Así las cosas, luego de la derrota de Tohá en las primarias oficialistas, García descartó de plano sumarse al comando de la representante del pacto, Jeannette Jara (PC).
De hecho, en una entrevista que concedió a Emol a mediados de julio de este año, el ahora biministro de Economía y Energía señaló: “Ya he señalado mis grandes diferencias con el programa que presentó la candidatura de Jeannette Jara, especialmente en el ámbito económico. No creo posible alcanzar un salario mínimo o vital de 750.000 durante los próximos cuatro años; especialmente si se quiere estimular el crecimiento del empleo; menos aún para el primer trabajo como señala el programa”.

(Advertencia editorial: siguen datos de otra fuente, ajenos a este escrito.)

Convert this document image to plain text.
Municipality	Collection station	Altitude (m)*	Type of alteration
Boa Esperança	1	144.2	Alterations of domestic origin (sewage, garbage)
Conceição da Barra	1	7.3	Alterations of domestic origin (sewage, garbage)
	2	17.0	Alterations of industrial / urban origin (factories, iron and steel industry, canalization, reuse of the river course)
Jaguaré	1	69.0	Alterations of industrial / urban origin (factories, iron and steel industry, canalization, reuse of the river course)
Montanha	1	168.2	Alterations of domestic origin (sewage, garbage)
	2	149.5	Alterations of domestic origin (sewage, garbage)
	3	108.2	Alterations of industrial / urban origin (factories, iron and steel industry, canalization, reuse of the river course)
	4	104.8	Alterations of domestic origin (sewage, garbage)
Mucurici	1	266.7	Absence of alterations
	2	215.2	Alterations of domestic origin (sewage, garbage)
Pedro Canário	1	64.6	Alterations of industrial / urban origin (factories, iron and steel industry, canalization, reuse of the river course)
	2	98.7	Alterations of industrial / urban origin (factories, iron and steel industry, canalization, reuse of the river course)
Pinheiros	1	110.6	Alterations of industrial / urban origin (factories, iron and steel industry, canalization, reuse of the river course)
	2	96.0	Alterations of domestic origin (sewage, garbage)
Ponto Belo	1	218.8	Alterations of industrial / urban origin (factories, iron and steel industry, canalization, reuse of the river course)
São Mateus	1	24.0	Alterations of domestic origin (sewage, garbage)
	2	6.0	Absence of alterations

Indicó al mismo medio que “tampoco creo posible crecer en base a la demanda interna y nada señala el programa de cómo se estimulará la inversión privada y el desarrollo exportador que si son esenciales para el progreso. Además, el programa presentado propone una gran cantidad de beneficios sociales (con algunas prioridades que tampoco comparto) que no son posibles de financiar dada la actual situación fiscal y no se señala cómo se financiarían”.
“Ello conduciría a un incremento en el déficit fiscal y la deuda pública; lo que nuevamente perjudica el crecimiento y genera presiones inflacionarias”, agregó García.